Алексей Михайлович - А. Сахаров (редактор)
Шрифт:
Интервал:
Закладка:
Туляк удивленно оглядел старика и разразился самодовольным смешком.
— Вот то умственные глаголы! Чуешь, бабонька. — великоумственно родитель сказывает.
Таня решительно накинула на себя епанчу и, поклонившись отцу, взялась за ручку двери.
— Краше на дыбе Богу душу отдать, нежели с катом сим безносым хоть малый час миловаться. Тьфу, рыло карпатое!
— Примолкни! — взревел приказный и, отшвырнув ногой старика, выскочил за Таней на улицу. — Я вот, ужо, тебя!… Не накланяешься еще карпатому.
Таня не ответила и зашагала быстрей.
У Земляного города она подозрительно остановилась.
— Куда ведешь?
— Куда? Вестимо, в застенок.
— А в застенок, так не кружи вороном, веди прямою дорогою.
Из— за переулка вышел дозорный стрелец. Туляк обрадованно окликнул его и, приказав Тане не двигаться с места, пошел к нему навстречу.
Таня, пригнув голову, напряженно прислушивалась к шепоту, но, кроме ехидного смешка, ничего не могла разобрать.
Рассказав все. что нужно было, стрельцу, Туляк передал ему узелок и, переждав немного, неохотно полез в карман за флягой.
— Мшелом жалует — догадалась Таня и почувствовала, как понемногу вползает в нее страх.

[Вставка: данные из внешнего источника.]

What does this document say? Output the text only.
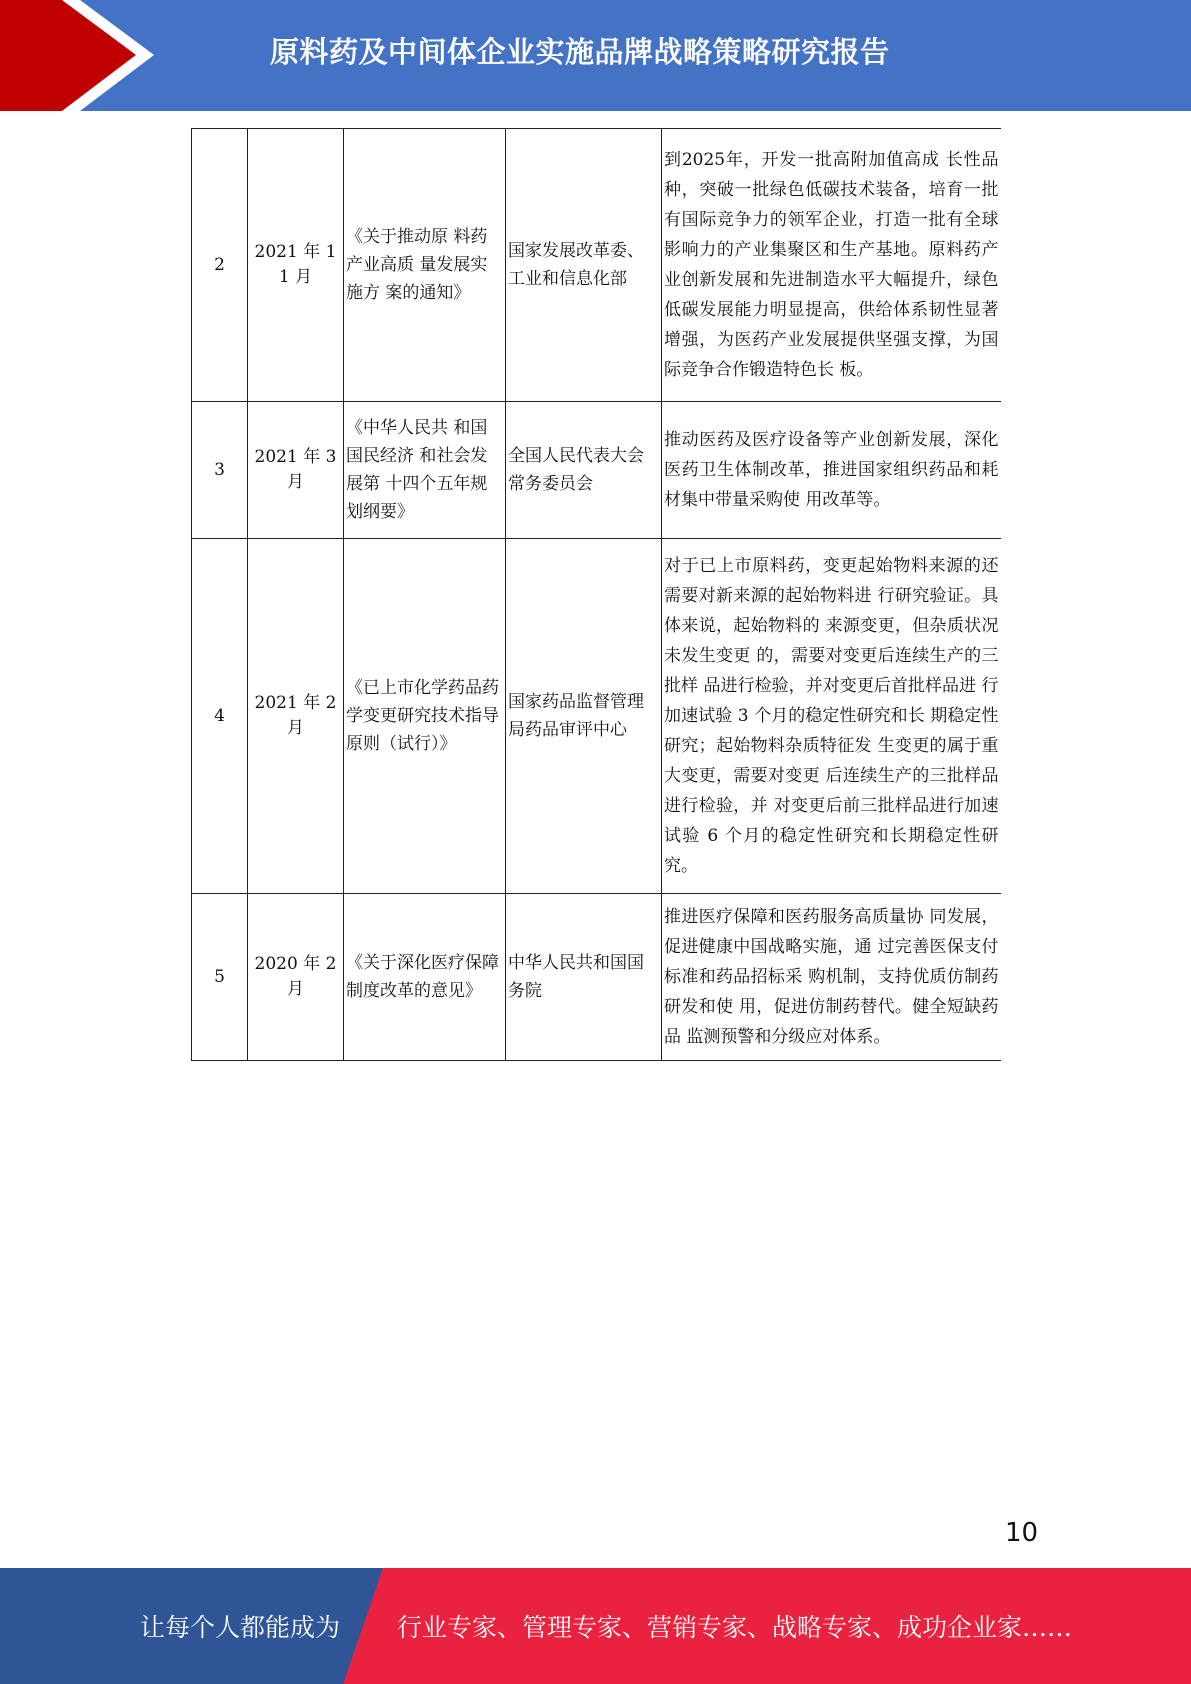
原料药及中间体企业实施品牌战略策略研究报告
2	2021 年 11 月	《关于推动原 料药产业高质 量发展实施方 案的通知》	国家发展改革委、工业和信息化部	到2025年，开发一批高附加值高成 长性品种，突破一批绿色低碳技术装备，培育一批有国际竞争力的领军企业，打造一批有全球影响力的产业集聚区和生产基地。原料药产业创新发展和先进制造水平大幅提升，绿色低碳发展能力明显提高，供给体系韧性显著增强，为医药产业发展提供坚强支撑，为国际竞争合作锻造特色长 板。
3	2021 年 3 月	《中华人民共 和国国民经济 和社会发展第 十四个五年规 划纲要》	全国人民代表大会常务委员会	推动医药及医疗设备等产业创新发展，深化医药卫生体制改革，推进国家组织药品和耗材集中带量采购使 用改革等。
4	2021 年 2 月	《已上市化学药品药学变更研究技术指导原则（试行）》	国家药品监督管理局药品审评中心	对于已上市原料药，变更起始物料来源的还需要对新来源的起始物料进 行研究验证。具体来说，起始物料的 来源变更，但杂质状况未发生变更 的，需要对变更后连续生产的三批样 品进行检验，并对变更后首批样品进 行加速试验 3 个月的稳定性研究和长 期稳定性研究；起始物料杂质特征发 生变更的属于重大变更，需要对变更 后连续生产的三批样品进行检验，并 对变更后前三批样品进行加速试验 6 个月的稳定性研究和长期稳定性研 究。
5	2020 年 2 月	《关于深化医疗保障制度改革的意见》	中华人民共和国国务院	推进医疗保障和医药服务高质量协 同发展，促进健康中国战略实施，通 过完善医保支付标准和药品招标采 购机制，支持优质仿制药研发和使 用，促进仿制药替代。健全短缺药品 监测预警和分级应对体系。
10
让每个人都能成为 行业专家、管理专家、营销专家、战略专家、成功企业家……
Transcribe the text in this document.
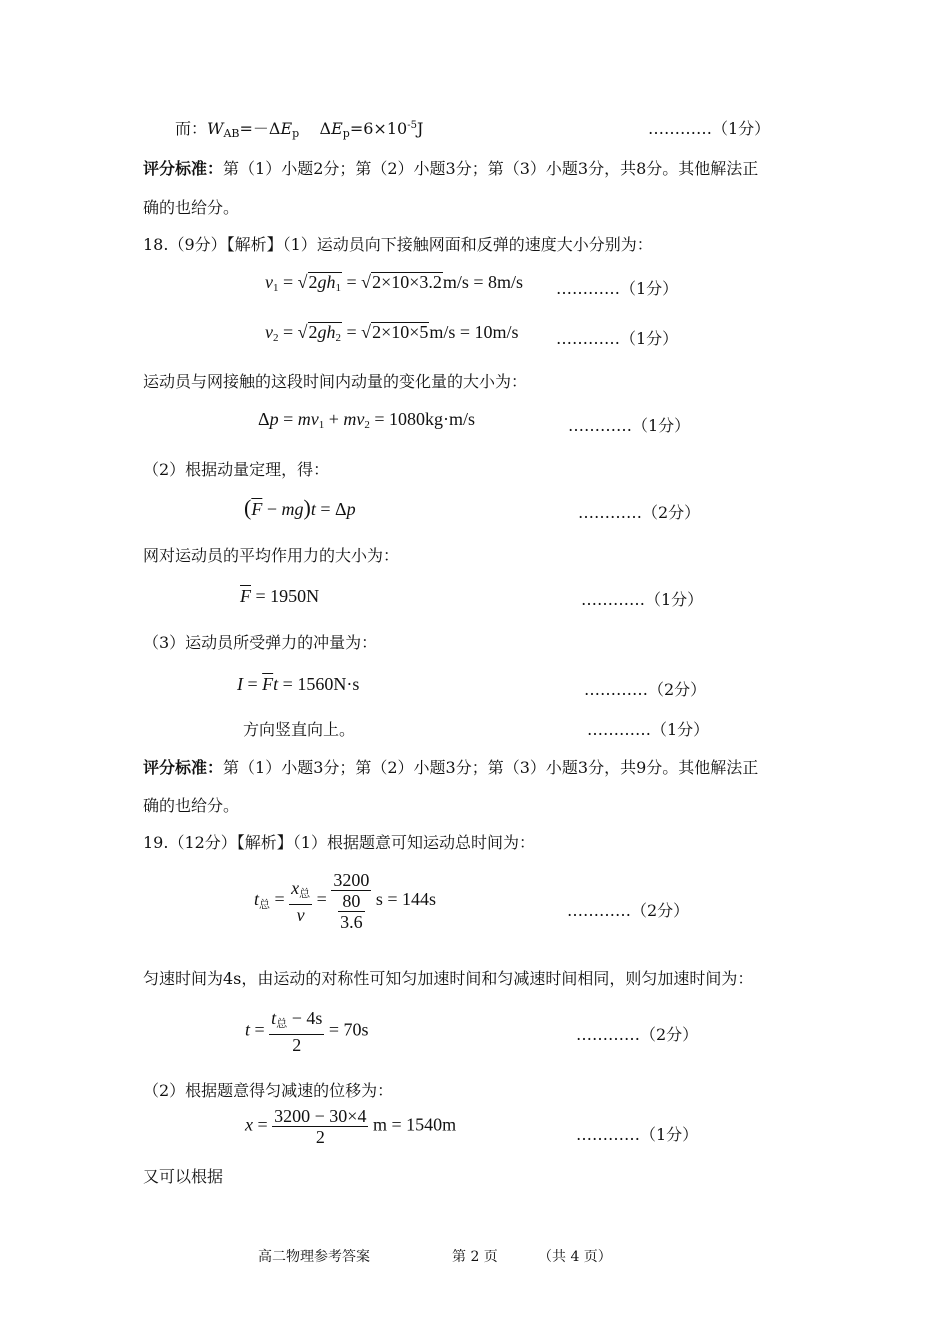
而：$W_{AB}=-\Delta E_p$    $\Delta E_p=6\times 10^{-5}J$	…………（1分）
评分标准：第（1）小题2分；第（2）小题3分；第（3）小题3分，共8分。其他解法正
确的也给分。
18.（9分）【解析】（1）运动员向下接触网面和反弹的速度大小分别为：
$v_1 = √2gh_1 = √2\times 10\times 3.2m/s = 8m/s$ …………（1分）
$v_2 = √2gh_2 = √2\times 10\times 5m/s = 10m/s$ …………（1分）
运动员与网接触的这段时间内动量的变化量的大小为：
$\Delta p = mv_1 + mv_2 = 1080kg\cdot m/s$	…………（1分）
（2）根据动量定理，得：
$(\overline{F} - mg)t = \Delta p$	…………（2分）
网对运动员的平均作用力的大小为：
$\overline{F} = 1950N$	…………（1分）
（3）运动员所受弹力的冲量为：
$I = \overline{F}t = 1560N\cdot s$	…………（2分）
方向竖直向上。	…………（1分）
评分标准：第（1）小题3分；第（2）小题3分；第（3）小题3分，共9分。其他解法正
确的也给分。
19.（12分）【解析】（1）根据题意可知运动总时间为：
$t_总 = \frac{x_总}{v} = \frac{3200}{\frac{80}{3.6}}$ s = 144s
…………（2分）
匀速时间为4s，由运动的对称性可知匀加速时间和匀减速时间相同，则匀加速时间为：
$t = \frac{t_总 - 4s}{2} = 70s$	…………（2分）
（2）根据题意得匀减速的位移为：
$x = \frac{3200 - 30\times 4}{2}$ m = 1540m	…………（1分）
又可以根据
高二物理参考答案	第 2 页	（共 4 页）
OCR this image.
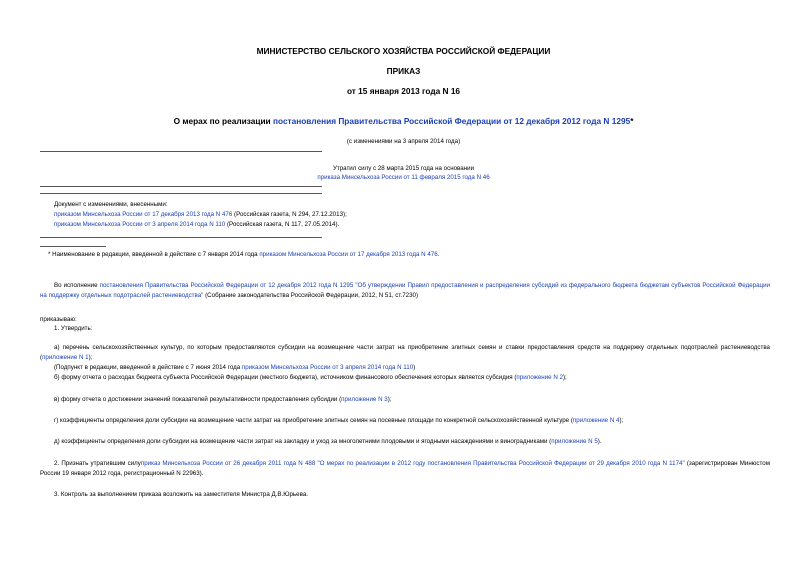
МИНИСТЕРСТВО СЕЛЬСКОГО ХОЗЯЙСТВА РОССИЙСКОЙ ФЕДЕРАЦИИ
ПРИКАЗ
от 15 января 2013 года N 16
О мерах по реализации постановления Правительства Российской Федерации от 12 декабря 2012 года N 1295*
(с изменениями на 3 апреля 2014 года)
Утратил силу с 28 марта 2015 года на основании
приказа Минсельхоза России от 11 февраля 2015 года N 46
Документ с изменениями, внесенными:
приказом Минсельхоза России от 17 декабря 2013 года N 476 (Российская газета, N 294, 27.12.2013);
приказом Минсельхоза России от 3 апреля 2014 года N 110 (Российская газета, N 117, 27.05.2014).
* Наименование в редакции, введенной в действие с 7 января 2014 года приказом Минсельхоза России от 17 декабря 2013 года N 476.
Во исполнение постановления Правительства Российской Федерации от 12 декабря 2012 года N 1295 "Об утверждении Правил предоставления и распределения субсидий из федерального бюджета бюджетам субъектов Российской Федерации на поддержку отдельных подотраслей растениеводства" (Собрание законодательства Российской Федерации, 2012, N 51, ст.7230)
приказываю:
1. Утвердить:
а) перечень сельскохозяйственных культур, по которым предоставляются субсидии на возмещение части затрат на приобретение элитных семян и ставки предоставления средств на поддержку отдельных подотраслей растениеводства (приложение N 1);
(Подпункт в редакции, введенной в действие с 7 июня 2014 года приказом Минсельхоза России от 3 апреля 2014 года N 110)
б) форму отчета о расходах бюджета субъекта Российской Федерации (местного бюджета), источником финансового обеспечения которых является субсидия (приложение N 2);
в) форму отчета о достижении значений показателей результативности предоставления субсидии (приложение N 3);
г) коэффициенты определения доли субсидии на возмещение части затрат на приобретение элитных семян на посевные площади по конкретной сельскохозяйственной культуре (приложение N 4);
д) коэффициенты определения доли субсидии на возмещение части затрат на закладку и уход за многолетними плодовыми и ягодными насаждениями и виноградниками (приложение N 5).
2. Признать утратившим силуприказ Минсельхоза России от 26 декабря 2011 года N 488 "О мерах по реализации в 2012 году постановления Правительства Российской Федерации от 29 декабря 2010 года N 1174" (зарегистрирован Минюстом России 19 января 2012 года, регистрационный N 22963).
3. Контроль за выполнением приказа возложить на заместителя Министра Д.В.Юрьева.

— Гайда! — прикрикнул стрелец и больно ударил девушку кулаком по спине.
Они долго кружили по окраинам, пока не остановились наконец подле тайной корчмы.
Из избы глухо доносились песни, хохот, хмельная брань. Приказный трижды раздельно постучал в дверь и, отойдя к оконцу, отсчитал еще пять торопливых ударов.
Притихшая было изба вновь ожила, признав условные стуки. Щелкнула щеколда, и в дверях показалась встрепанная голова старухи.
— Кого Бог дает в полуночи?
Стрелец, втолкнув Таню в сени, тотчас же исчез.
Таня бросилась к выходу, но кто-то упал ей под ноги, и она шлепнулась на пол.
В избе стоял дым коромыслом. Хмельные приказные и служилые люди, увидев Туляка, бросились встречать его. Навалившиеся на Таню мужики скрутили ей руки и втащили в горницу. Сквозь едкий дым и пар Таня увидела нескольких девушек, разместившихся вдоль стены на лавке.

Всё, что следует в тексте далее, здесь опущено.